Giornata mondiale delle Malattie Rare, Paolo Esposito: “Indispensabile finanziare la ricerca”

Occorre – ha affermato Paolo Esposito sulla ricorrenza della Giornata mondiale delle Malattie Rare – che questa giornata non sia solo l’occasione per esprimere solidarietà ai pazienti colpiti da questa malattie e alle loro famiglie ma serva soprattutto, a partire dalle Istituzioni preposte, a renderci tutti consapevoli del fatto che solo finanziando a dovere la ricerca si potranno fare concreti passi in avanti per tutelare sempre di più il diritto alla cura, alla salute, e quindi alla vita, dei pazienti colpiti da queste patologie”.

Pubblicato il:
28 Febbraio 2025

Giornata mondiale delle Malattie Rare, Paolo Esposito: “Indispensabile finanziare la ricerca”

Essendo il 29 Febbraio un giorno raro in quanto è presente nel calendario ogni quattro anni, e cioè solo nel corso degli anni bisestili, nel 2008 è stato scelto per commemorare la giornata mondiale delle malattie rare. Giornata internazionale che quest’anno ricorre oggi 28 Febbraio non essendo il 2025 un anno bisesto.

L’Unione Europea definisce una malattia rara quando colpisce non più di 5 persone ogni 10.000 abitanti, un caso cioè ogni 2000 abitanti. A dimostrazione della complessità di ciò che stiamo parlando, basta citare il numero di malattie rare conosciute e diagnosticate: circa 7000, una cifra provvisoria in quanto aumenta con i progressi della scienza e della ricerca. Il 72% delle malattie rare ha un’origine genetica, mentre le altre sono il risultato di infezioni, allergie, cause ambientali o di tumori rari. La fisioterapia ed i fisioterapisti anche nel campo della cura di queste malattie rivestono un ruolo molto importante.

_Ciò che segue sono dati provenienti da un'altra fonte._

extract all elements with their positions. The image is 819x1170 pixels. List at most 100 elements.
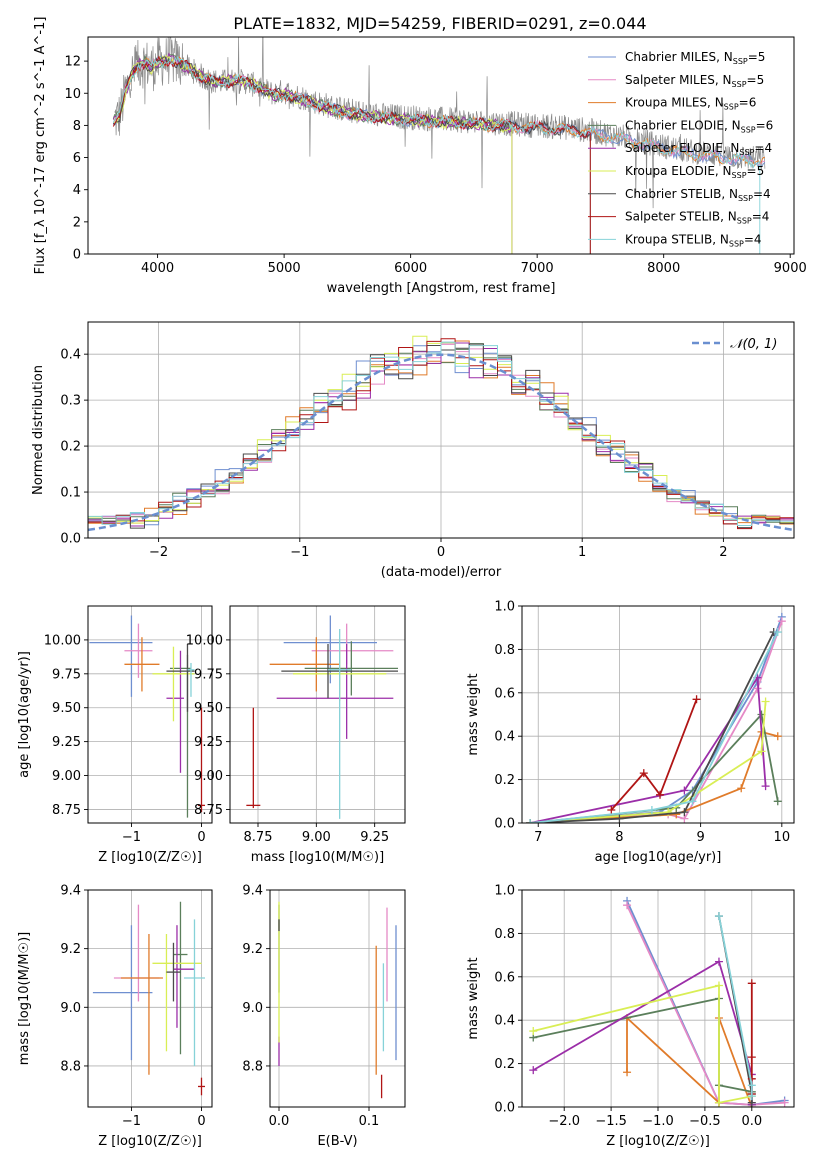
y-tick-label: 9.0 (242, 1001, 263, 1016)
y-tick-label: 8.8 (60, 1059, 81, 1074)
x-axis-label: Z [log10(Z/Z☉)] (98, 850, 202, 865)
y-tick-label: 0.4 (494, 1014, 515, 1029)
mass-weight-line (530, 631, 775, 823)
legend-nssp: =4 (754, 141, 772, 155)
y-axis-label: mass weight (466, 673, 481, 755)
mass-weight-marker (529, 1066, 538, 1075)
x-tick-label: 7 (534, 830, 542, 845)
x-tick-label: 0.0 (269, 1114, 290, 1129)
x-axis-label: Z [log10(Z/Z☉)] (98, 1134, 202, 1149)
mass-weight-line (530, 631, 779, 823)
mass-weight-marker (747, 979, 756, 988)
y-tick-label: 10.00 (186, 633, 223, 648)
mass-weight-marker (688, 797, 697, 806)
mass-weight-series (623, 901, 789, 1107)
mass-weight-marker (747, 1053, 756, 1062)
mass-weight-line (626, 904, 785, 1106)
age-vs-Z-frame (87, 605, 213, 824)
y-tick-label: 9.4 (242, 884, 263, 899)
age-vs-mass-marks (246, 615, 398, 819)
mass-weight-series (607, 695, 701, 814)
error-bar-point (166, 643, 195, 712)
mass-weight-vs-age-panel: 7 8 9 10 0.0 0.2 0.4 0.6 0.8 1.0 age [log10(age/yr… (466, 600, 795, 865)
mass-weight-marker (714, 957, 723, 966)
mass-weight-marker (615, 814, 624, 823)
y-tick-label: 12 (64, 55, 81, 70)
error-bar-point (187, 662, 195, 697)
mass-weight-marker (761, 697, 770, 706)
age-vs-Z-marks (89, 615, 205, 818)
error-bar-point (173, 901, 188, 1055)
error-bar-point (269, 637, 340, 692)
x-tick-label: 1 (578, 545, 586, 560)
model-spectrum-line (113, 55, 513, 254)
y-tick-label: 9.25 (52, 735, 81, 750)
mass-weight-marker (623, 1068, 632, 1077)
mass-vs-EBV-marks (278, 901, 397, 1099)
x-tick-label: −1.0 (642, 1114, 674, 1129)
x-tick-label: −1 (122, 830, 141, 845)
error-bar-point (246, 707, 261, 809)
mass-weight-series (714, 912, 756, 1101)
model-spectrum-line (112, 56, 761, 254)
y-tick-label: 8.75 (52, 803, 81, 818)
spectrum-frame (87, 36, 795, 255)
x-tick-label: 9 (696, 830, 704, 845)
error-bar-point (152, 933, 202, 1052)
error-bar-point (276, 643, 394, 739)
y-tick-label: 0.3 (60, 394, 81, 409)
y-tick-label: 9.75 (52, 667, 81, 682)
mass-weight-marker (773, 797, 782, 806)
error-bar-point (120, 933, 163, 1075)
panels: 4000 5000 6000 7000 8000 9000024681012wavelen… (17, 17, 807, 1149)
legend-nssp: =5 (747, 73, 765, 87)
error-bar-point (311, 623, 394, 665)
y-tick-label: 8.75 (194, 803, 223, 818)
y-tick-label: 0.2 (494, 773, 515, 788)
model-spectrum-line (112, 55, 591, 254)
y-tick-label: 0 (73, 248, 81, 263)
legend-entry: Kroupa STELIB, NSSP=4 (625, 232, 762, 248)
x-tick-label: 0 (437, 545, 445, 560)
error-bar-point (113, 904, 160, 1002)
x-tick-label: −2 (149, 545, 168, 560)
legend-nssp: =5 (748, 50, 766, 64)
y-tick-label: 9.50 (52, 701, 81, 716)
figure-title: PLATE=1832, MJD=54259, FIBERID=0291, z=0… (233, 14, 646, 33)
y-tick-label: 1.0 (494, 884, 515, 899)
y-tick-label: 0.4 (494, 730, 515, 745)
y-tick-label: 9.4 (60, 884, 81, 899)
error-bar-point (183, 919, 205, 1066)
y-tick-label: 8 (73, 119, 81, 134)
x-tick-label: 9000 (774, 261, 807, 276)
legend-entry: Kroupa MILES, NSSP=6 (625, 96, 756, 112)
mass-weight-marker (737, 784, 746, 793)
error-bar-point (304, 641, 398, 696)
mass-vs-EBV-frame (269, 889, 406, 1108)
mass-weight-marker (623, 901, 632, 910)
legend-entry: Chabrier MILES, NSSP=5 (625, 50, 765, 66)
mass-weight-series (529, 981, 756, 1107)
age-vs-Z-panel: −1 0 8.75 9.00 9.25 9.50 9.75 10.00 Z [log10(Z/Z… (17, 605, 213, 865)
mass-weight-marker (680, 808, 689, 817)
x-tick-label: 0.0 (741, 1114, 762, 1129)
mass-weight-line (626, 1015, 753, 1107)
y-tick-label: 0.8 (494, 927, 515, 942)
legend-series-name: Chabrier MILES, (625, 50, 724, 64)
legend-series-name: Kroupa ELODIE, (625, 164, 723, 178)
y-tick-label: 0.0 (494, 1101, 515, 1116)
y-tick-label: 10 (64, 87, 81, 102)
y-axis-label: mass weight (466, 957, 481, 1039)
mass-weight-marker (607, 805, 616, 814)
legend-series-name: Kroupa STELIB, (625, 232, 720, 246)
y-tick-label: 0.4 (60, 348, 81, 363)
x-axis-label: age [log10(age/yr)] (595, 850, 722, 865)
y-tick-label: 9.0 (60, 1001, 81, 1016)
normal-curve-line (88, 353, 794, 532)
mass-weight-marker (664, 808, 673, 817)
y-tick-label: 9.00 (194, 769, 223, 784)
age-vs-mass-frame (229, 605, 406, 824)
x-tick-label: 10 (774, 830, 791, 845)
model-spectrum-line (112, 54, 513, 254)
mass-weight-marker (714, 1098, 723, 1107)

Come fisioterapisti – ha affermato Paolo Esposito, Presidente dell’Ordine Interprovinciale dei Fisioterapisti di Napoli, Avellino, Benevento e Caserta -, sentiamo molto la ricorrenza internazionale di questa giornata in quanto come professionisti sanitari della riabilitazione, quali parte integrante di un’équipe multidisciplinare, siamo quotidianamente impegnati nella presa in carico dei pazienti che presentano complesse problematiche articolari, muscolari, neurologiche e respiratorie. Quello delle malattie rare, che colpisce neonati, bambini ed adulti, è un mondo dove la sofferenza si fonde con la straordinaria umanità dei pazienti che con il loro attaccamento alla vita, insegnano e donano tanto a tutti noi.

Occorre – ha concluso Esposito – che questa giornata non sia solo l’occasione per esprimere solidarietà ai pazienti colpiti da questa malattie e alle loro famiglie. Che non rappresenti solo un momento di riflessione e di confronto con le tante associazioni presenti nel nostro Paese, ma serva soprattutto, a partire dalle Istituzioni preposte, a renderci tutti consapevoli del fatto che solo finanziando a dovere la ricerca si potranno fare concreti passi in avanti per tutelare sempre di più il diritto alla cura, alla salute, e quindi alla vita, dei pazienti colpiti dalle malattie rare. Un mondo in parte ancora inesplorato e che diventa sempre più complesso alla luce delle nuove scoperte scientifiche”.